The most common places to observe intelligent idiot are the areas related to ideologies. For example there are tons of politicians showing very strong intelligent signals: articulate and organize their thoughts very well, with solid logical reasoning, while actually talking bullshit which only can be noticed by the people knowing the ground truth.
In technology areas there are less but still some. People are easily confused with strong intelligence signals with the real intelligence.

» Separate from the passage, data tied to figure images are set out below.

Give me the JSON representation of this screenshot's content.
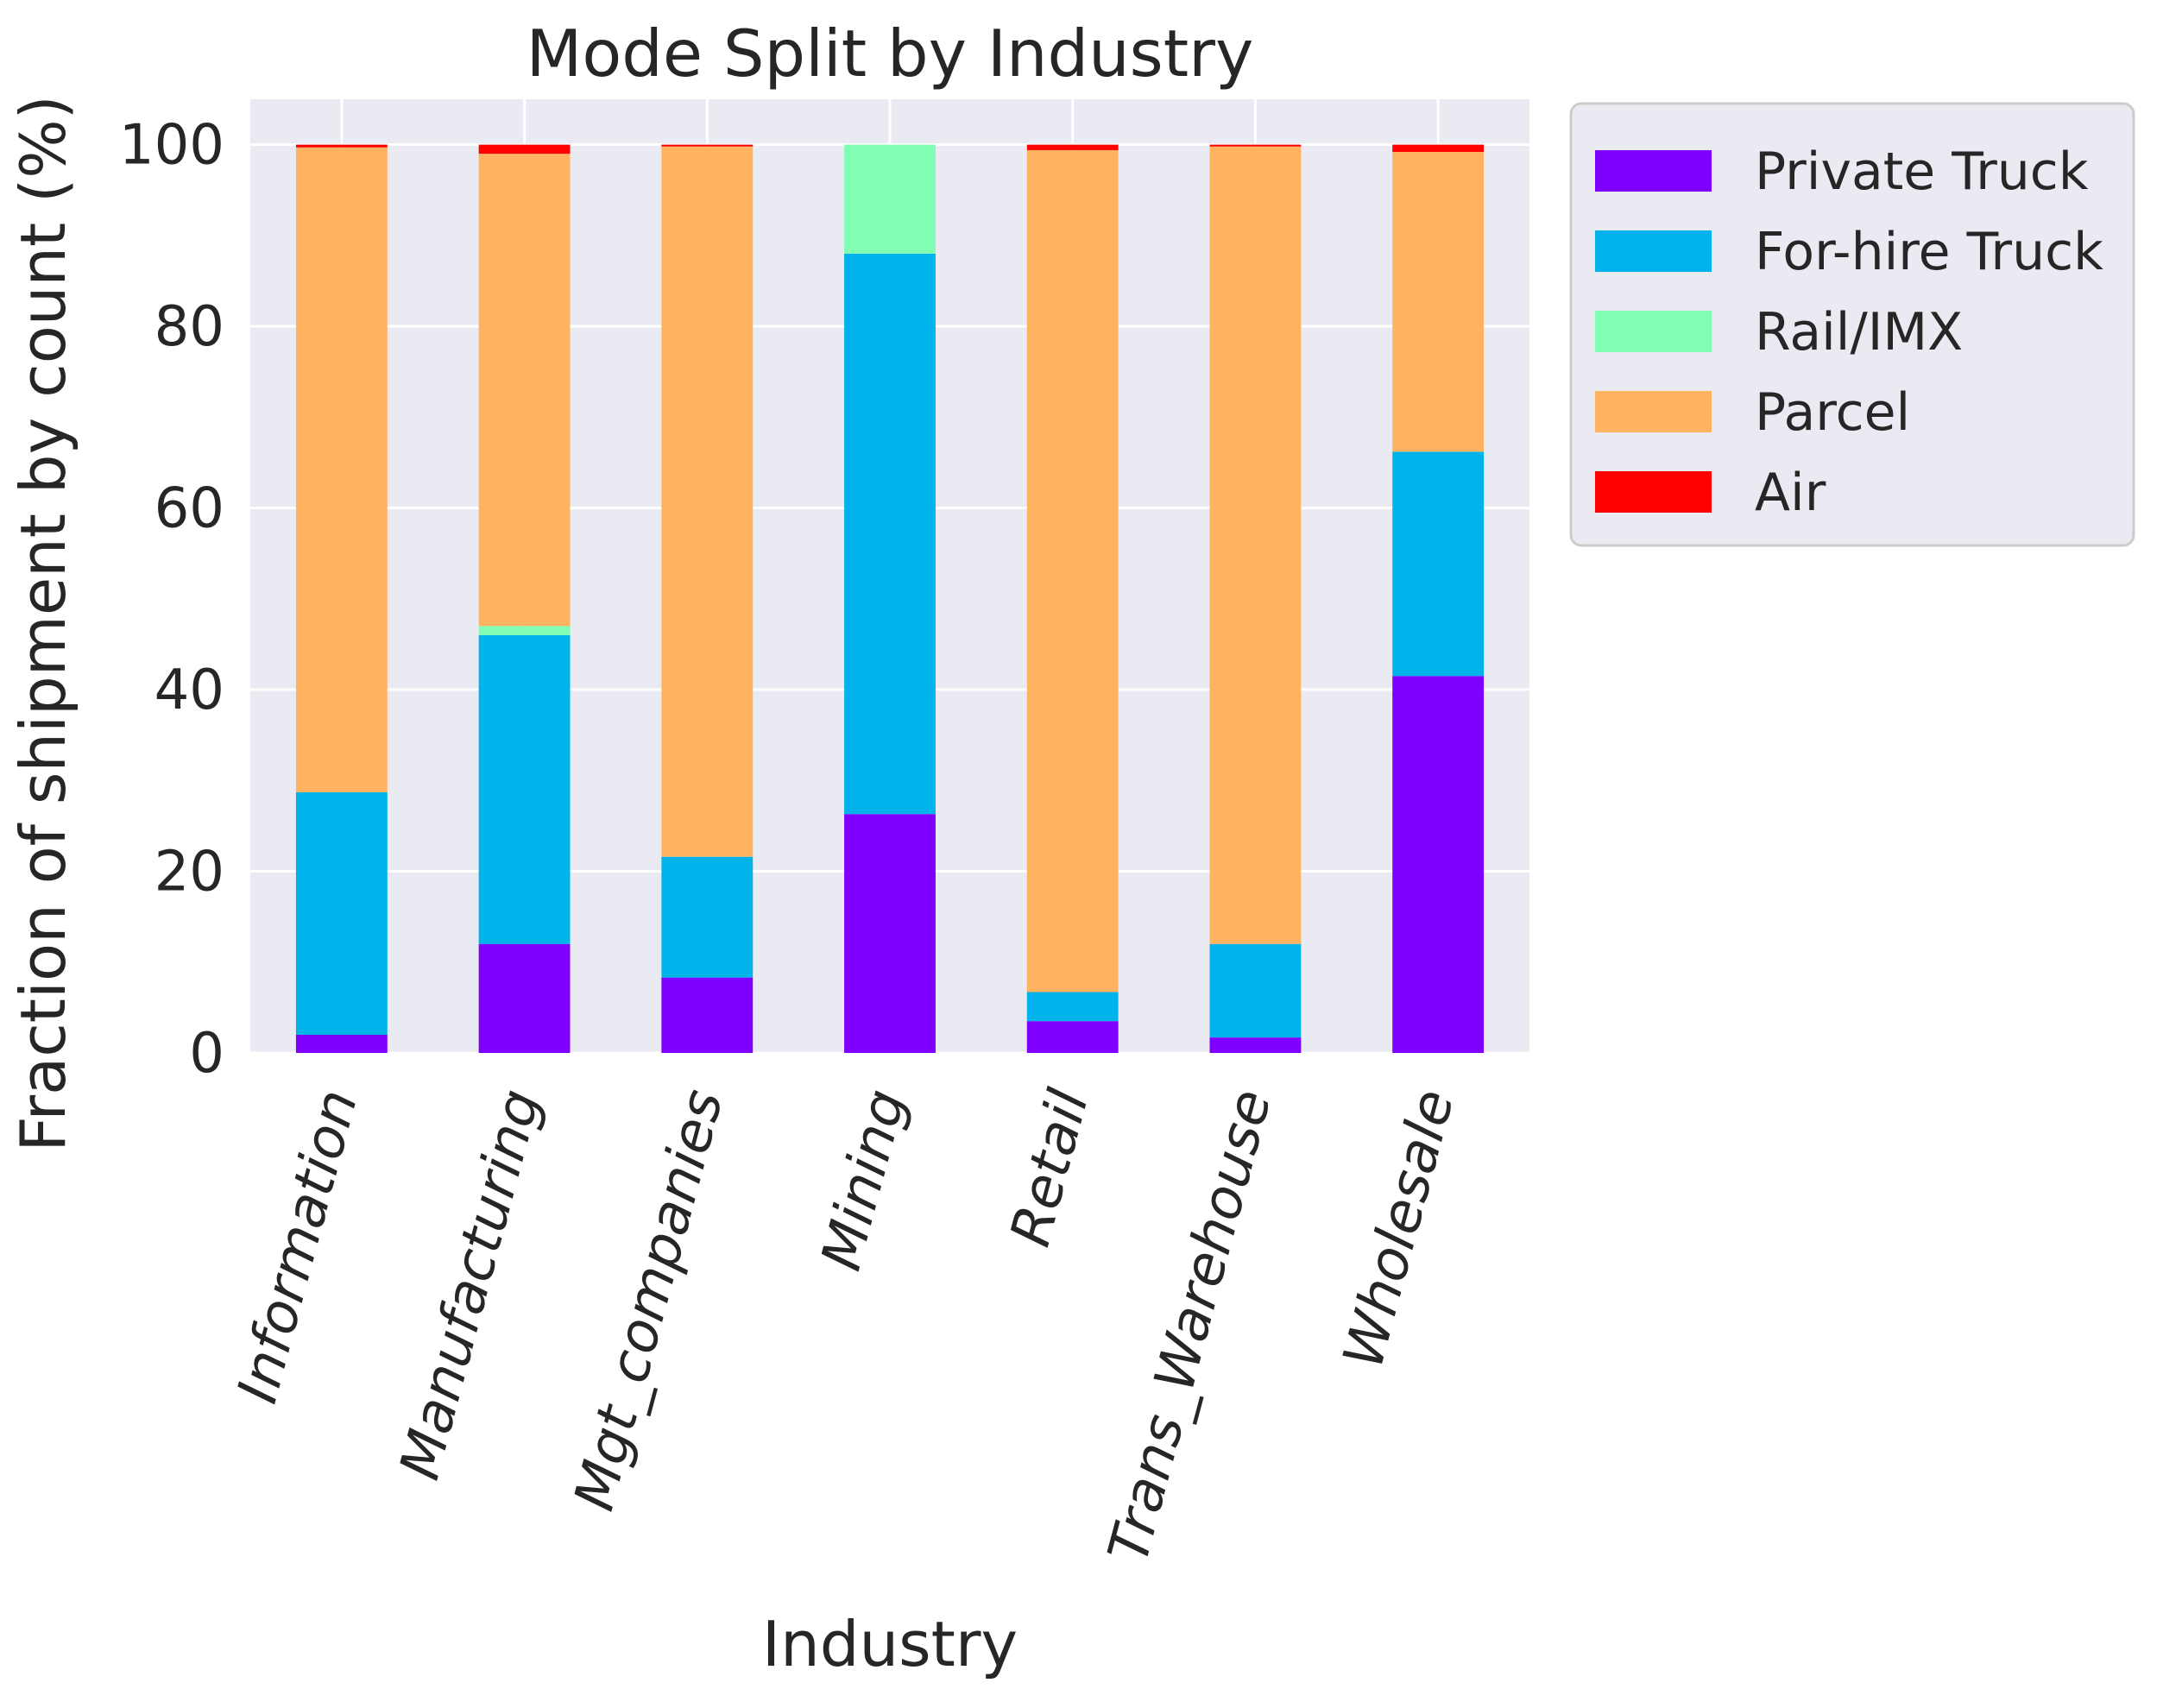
{
  "chart_data": {
    "type": "bar",
    "stacked": true,
    "title": "Mode Split by Industry",
    "xlabel": "Industry",
    "ylabel": "Fraction of shipment by count (%)",
    "ylim": [
      0,
      105
    ],
    "yticks": [
      "0",
      "20",
      "40",
      "60",
      "80",
      "100"
    ],
    "grid": true,
    "legend_position": "outside-upper-right",
    "categories": [
      "Information",
      "Manufacturing",
      "Mgt_companies",
      "Mining",
      "Retail",
      "Trans_Warehouse",
      "Wholesale"
    ],
    "series": [
      {
        "name": "Private Truck",
        "color": "#8000ff",
        "values": [
          2.0,
          12.0,
          8.3,
          26.3,
          3.5,
          1.7,
          41.5
        ]
      },
      {
        "name": "For-hire Truck",
        "color": "#00b4eb",
        "values": [
          26.7,
          34.0,
          13.3,
          61.7,
          3.2,
          10.3,
          24.7
        ]
      },
      {
        "name": "Rail/IMX",
        "color": "#80ffb4",
        "values": [
          0.0,
          1.0,
          0.0,
          12.0,
          0.0,
          0.0,
          0.0
        ]
      },
      {
        "name": "Parcel",
        "color": "#ffb360",
        "values": [
          71.0,
          52.0,
          78.2,
          0.0,
          92.7,
          87.8,
          33.0
        ]
      },
      {
        "name": "Air",
        "color": "#ff0000",
        "values": [
          0.3,
          1.0,
          0.2,
          0.0,
          0.6,
          0.2,
          0.8
        ]
      }
    ],
    "plot_background": "#eaeaf2",
    "grid_color": "#ffffff"
  }
}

It's not black and white. Some time real smart people also make the same mistake. Give a couple of examples: Sam Harris, Bret Weinstein , I consider both very smart, rational, evidence based,scientific thinking guys according to the depth of their thinking. However I noticed they have some serious mistakes on their judgements about some matters that they don't know the ground truth. I still highly respect their intelligence but not the same as before. They are not intelligent idiots but just made small mistakes. Meanwhile I think I might have the same problems that I don't know since they are smarter than me and still make mistakes.
Here in HN with a high density of smart people, there are tons of chances to observe intelligent idiots. Just check those non-technology related hot topics.
Gell-Mann Amnesia is rather strictly defined by its creator in the journalism domain, but perhaps it could be stretched to include the commentary here at Hacker News.
Still, I think that tagging your answer as "amnesia" does not work - unless you, yourself, manage to forget to be skeptical... on topics where you are not expert and commenters are still show-casing Dunning-Kruger.
And it's hilarious how many of them there are here!